Pelatihan Bahasa Inggris dan Media Sosial untuk Anak-anak di Kediri

oleh -5 Dilihat
Pelatihan Bahasa Inggris dan Media Sosial untuk Anak-anak di Kediri

KabarDermayu.com – Yayasan Kekuatan Cinta Indonesia menggelar program pembinaan karakter dan penguatan keterampilan bagi anak-anak di Desa Keling, Kecamatan Kepung, Kabupaten Kediri, Jawa Timur.

Program ini secara resmi dimulai pada Jumat, 22 Mei 2026. Lokasi pelaksanaan kegiatan dipusatkan di Pesantren Babussalam, Kabupaten Kediri. Pada momen peresmian tersebut, yayasan juga turut menyerahkan bantuan berupa kaos dan sepatu olahraga kepada para guru.

Ketua Yayasan Kekuatan Cinta Indonesia, Betania Eden Thenu, menjelaskan bahwa para peserta akan mendapatkan dua jenis pelatihan utama. Pelatihan tersebut meliputi Bahasa Inggris dan pemanfaatan media sosial secara efektif.

Betania menekankan pentingnya peningkatan kualitas Sumber Daya Manusia (SDM) melalui program ini. Ia menambahkan bahwa pelatihan Bahasa Inggris akan melibatkan tutor dari Indonesia dan Eropa. Tujuannya adalah agar anak-anak dapat langsung mempraktikkan kemampuan komunikasi mereka.

Selain itu, peserta juga akan dibekali dengan keterampilan dalam pembuatan konten digital. Keterampilan ini diharapkan dapat menjadi nilai tambah bagi mereka di era digital yang serba cepat ini.

“Karena ini era digital, kami juga membekali anak-anak dengan keterampilan membuat konten, sehingga setelah keluar dari pesantren atau sekolah mereka punya kemampuan tambahan,” ujar Betania.

Program ini dirancang untuk seluruh penerima manfaat program MBG dari SPPG Keling 01, yang berada di bawah pengelolaan Yayasan Kekuatan Cinta Indonesia. Pelaksanaan kegiatan ini juga didukung oleh kerja sama dengan Kodim 0809/Kediri dalam mensukseskan program MBG.

Betania juga menginformasikan bahwa pelatihan tidak hanya diberikan kepada para siswa. Guru dan mentor pendamping juga akan dilibatkan dalam program ini. Para guru akan dibimbing untuk membantu siswa menggunakan media sosial secara bijak dan produktif.

“Guru juga akan kami libatkan supaya mereka bisa membimbing siswa dalam penggunaan media sosial dengan baik,” tuturnya.

Sementara itu, Komandan Kodim 0809/Kediri, Letkol Inf Dhavid Nur Hadiansyah, melalui Kepala Staf Kodim (Kasdim) 0809/Kediri, Mayor Inf Yuliadi Purnomo, menyatakan dukungan penuh terhadap inisiatif ini.

Yuliadi menilai bahwa pembinaan karakter dan keterampilan bagi generasi muda sangat krusial.
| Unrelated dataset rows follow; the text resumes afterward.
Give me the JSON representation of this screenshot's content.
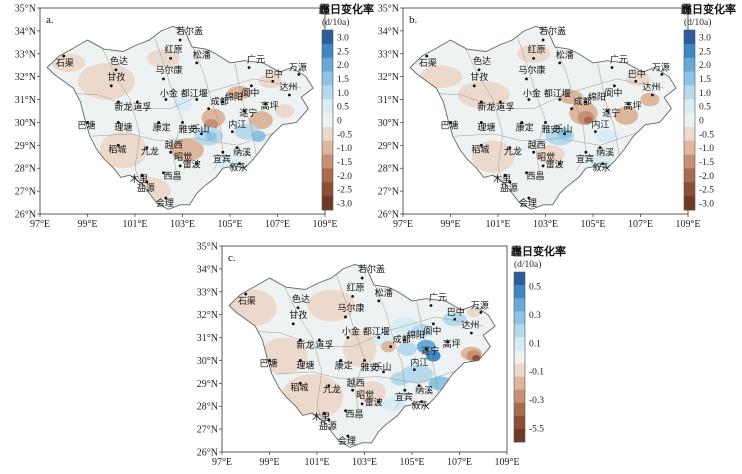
{
  "colorbar_title": "霾日变化率",
  "colorbar_unit": "(d/10a)",
  "x_ticks": [
    "97°E",
    "99°E",
    "101°E",
    "103°E",
    "105°E",
    "107°E",
    "109°E"
  ],
  "y_ticks": [
    "26°N",
    "27°N",
    "28°N",
    "29°N",
    "30°N",
    "31°N",
    "32°N",
    "33°N",
    "34°N",
    "35°N"
  ],
  "cities": [
    "若尔盖",
    "石渠",
    "色达",
    "红原",
    "松潘",
    "广元",
    "万源",
    "甘孜",
    "马尔康",
    "都江堰",
    "绵阳",
    "阆中",
    "巴中",
    "达州",
    "新龙",
    "道孚",
    "小金",
    "成都",
    "遂宁",
    "高坪",
    "巴塘",
    "理塘",
    "康定",
    "雅安",
    "乐山",
    "内江",
    "稻城",
    "九龙",
    "越西",
    "宜宾",
    "纳溪",
    "昭觉",
    "雷波",
    "叙永",
    "木里",
    "西昌",
    "盐源",
    "会理"
  ],
  "panels": [
    {
      "label": "a.",
      "colorbar_ticks": [
        "3.0",
        "2.5",
        "2.0",
        "1.5",
        "1.0",
        "0.5",
        "0",
        "-0.5",
        "-1.0",
        "-1.5",
        "-2.0",
        "-2.5",
        "-3.0"
      ]
    },
    {
      "label": "b.",
      "colorbar_ticks": [
        "3.0",
        "2.5",
        "2.0",
        "1.5",
        "1.0",
        "0.5",
        "0",
        "-0.5",
        "-1.0",
        "-1.5",
        "-2.0",
        "-2.5",
        "-3.0"
      ]
    },
    {
      "label": "c.",
      "colorbar_ticks": [
        "0.5",
        "0.3",
        "0.1",
        "-0.1",
        "-0.3",
        "-5.5"
      ]
    }
  ],
  "colors": {
    "pos": [
      "#2a5d9a",
      "#3f86c4",
      "#67a9d6",
      "#8ec4e3",
      "#b6d9ec",
      "#d8ecf4"
    ],
    "zero": "#eef2f2",
    "neg": [
      "#ecd9cc",
      "#ddb69e",
      "#c78f73",
      "#a86b4f",
      "#8b4f36",
      "#6d3a25"
    ]
  }
}
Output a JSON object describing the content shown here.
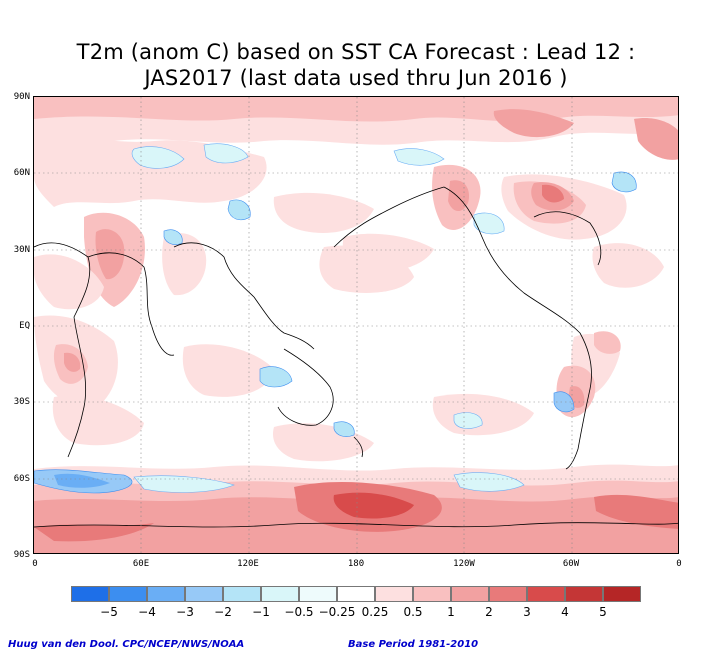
{
  "title": {
    "line1": "T2m (anom C) based on SST CA Forecast : Lead 12 :",
    "line2": "JAS2017 (last data used thru Jun 2016 )"
  },
  "axes": {
    "lat_labels": [
      "90N",
      "60N",
      "30N",
      "EQ",
      "30S",
      "60S",
      "90S"
    ],
    "lon_labels": [
      "0",
      "60E",
      "120E",
      "180",
      "120W",
      "60W",
      "0"
    ]
  },
  "colorbar": {
    "labels": [
      "−5",
      "−4",
      "−3",
      "−2",
      "−1",
      "−0.5",
      "−0.25",
      "0.25",
      "0.5",
      "1",
      "2",
      "3",
      "4",
      "5"
    ],
    "colors": [
      "#1e6fe8",
      "#3c8ef0",
      "#6aaef5",
      "#97c9f7",
      "#b4e4f7",
      "#d9f6f9",
      "#ffffff",
      "#fde0e0",
      "#f9c0c0",
      "#f2a1a1",
      "#e87a7a",
      "#d84b4b",
      "#b52626"
    ]
  },
  "credits": {
    "left": "Huug van den Dool. CPC/NCEP/NWS/NOAA",
    "right": "Base Period 1981-2010"
  }
}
Hal ini penting untuk membentuk kedisiplinan dan mempersiapkan mereka menghadapi tantangan masa depan.

“Program seperti ini menjadi bagian dari sinergi antara pemerintah, lembaga sosial, dunia pendidikan, pondok pesantren, dan masyarakat dalam membangun generasi muda,” kata Yuliadi.
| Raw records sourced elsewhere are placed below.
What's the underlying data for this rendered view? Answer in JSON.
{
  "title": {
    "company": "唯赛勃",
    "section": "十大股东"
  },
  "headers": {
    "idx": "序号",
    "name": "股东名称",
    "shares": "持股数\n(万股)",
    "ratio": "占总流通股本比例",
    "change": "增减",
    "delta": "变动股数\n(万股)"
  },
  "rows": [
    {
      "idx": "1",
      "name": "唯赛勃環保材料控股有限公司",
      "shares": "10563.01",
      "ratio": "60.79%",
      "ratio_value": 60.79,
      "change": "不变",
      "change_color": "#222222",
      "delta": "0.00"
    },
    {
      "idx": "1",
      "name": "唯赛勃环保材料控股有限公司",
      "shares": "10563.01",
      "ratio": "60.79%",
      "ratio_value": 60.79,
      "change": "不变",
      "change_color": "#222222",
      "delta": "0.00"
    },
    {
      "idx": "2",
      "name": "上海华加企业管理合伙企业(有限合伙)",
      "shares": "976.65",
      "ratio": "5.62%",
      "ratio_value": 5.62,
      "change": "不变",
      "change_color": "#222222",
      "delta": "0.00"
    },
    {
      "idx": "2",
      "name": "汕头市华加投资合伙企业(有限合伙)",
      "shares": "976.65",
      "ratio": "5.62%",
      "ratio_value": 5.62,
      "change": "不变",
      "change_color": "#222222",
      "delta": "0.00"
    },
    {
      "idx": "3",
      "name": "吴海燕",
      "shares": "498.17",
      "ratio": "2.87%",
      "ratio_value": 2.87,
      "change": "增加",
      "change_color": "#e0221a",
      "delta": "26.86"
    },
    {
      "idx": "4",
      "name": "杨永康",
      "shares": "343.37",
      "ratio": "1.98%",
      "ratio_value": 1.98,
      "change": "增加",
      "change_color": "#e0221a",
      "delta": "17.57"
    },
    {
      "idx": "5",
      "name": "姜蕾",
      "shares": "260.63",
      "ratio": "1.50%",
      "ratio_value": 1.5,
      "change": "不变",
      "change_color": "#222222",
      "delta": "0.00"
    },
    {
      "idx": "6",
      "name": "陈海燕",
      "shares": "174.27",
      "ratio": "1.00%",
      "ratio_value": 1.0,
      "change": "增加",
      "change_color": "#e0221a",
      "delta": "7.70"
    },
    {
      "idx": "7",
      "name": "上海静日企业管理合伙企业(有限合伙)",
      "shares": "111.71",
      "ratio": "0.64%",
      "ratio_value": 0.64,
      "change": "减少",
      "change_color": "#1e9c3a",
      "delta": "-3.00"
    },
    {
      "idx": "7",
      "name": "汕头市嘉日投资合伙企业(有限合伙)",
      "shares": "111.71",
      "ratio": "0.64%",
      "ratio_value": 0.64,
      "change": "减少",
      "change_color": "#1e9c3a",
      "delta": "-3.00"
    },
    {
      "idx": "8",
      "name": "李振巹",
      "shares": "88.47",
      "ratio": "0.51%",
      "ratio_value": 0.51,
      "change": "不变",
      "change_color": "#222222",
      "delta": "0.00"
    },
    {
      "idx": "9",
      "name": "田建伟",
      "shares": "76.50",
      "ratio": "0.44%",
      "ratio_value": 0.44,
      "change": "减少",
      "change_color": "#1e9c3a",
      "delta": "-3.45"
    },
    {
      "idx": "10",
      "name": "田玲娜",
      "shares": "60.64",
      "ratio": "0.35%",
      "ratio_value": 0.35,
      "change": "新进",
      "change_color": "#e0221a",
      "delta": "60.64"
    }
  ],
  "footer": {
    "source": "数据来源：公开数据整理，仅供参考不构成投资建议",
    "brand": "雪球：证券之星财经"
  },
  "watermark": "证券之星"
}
Perlu diketahui, Yayasan Kekuatan Cinta Indonesia melalui SPPG Keling telah menyalurkan program MBG kepada total 2.624 penerima manfaat. Jumlah ini mencakup 2.334 siswa dari 16 sekolah, serta kelompok B3 yang meliputi ibu hamil, ibu menyusui, dan balita non-PAUD.

Baca juga: Sinarmas LDA Maritime: Keunggulan Operasional Kapal & Kinerja Awak

Melalui program pembinaan karakter dan penguatan keterampilan ini, para penerima manfaat diharapkan dapat lebih mengembangkan potensi diri mereka. Selain itu, mereka juga diharapkan memiliki bekal keterampilan tambahan yang bermanfaat di masa mendatang.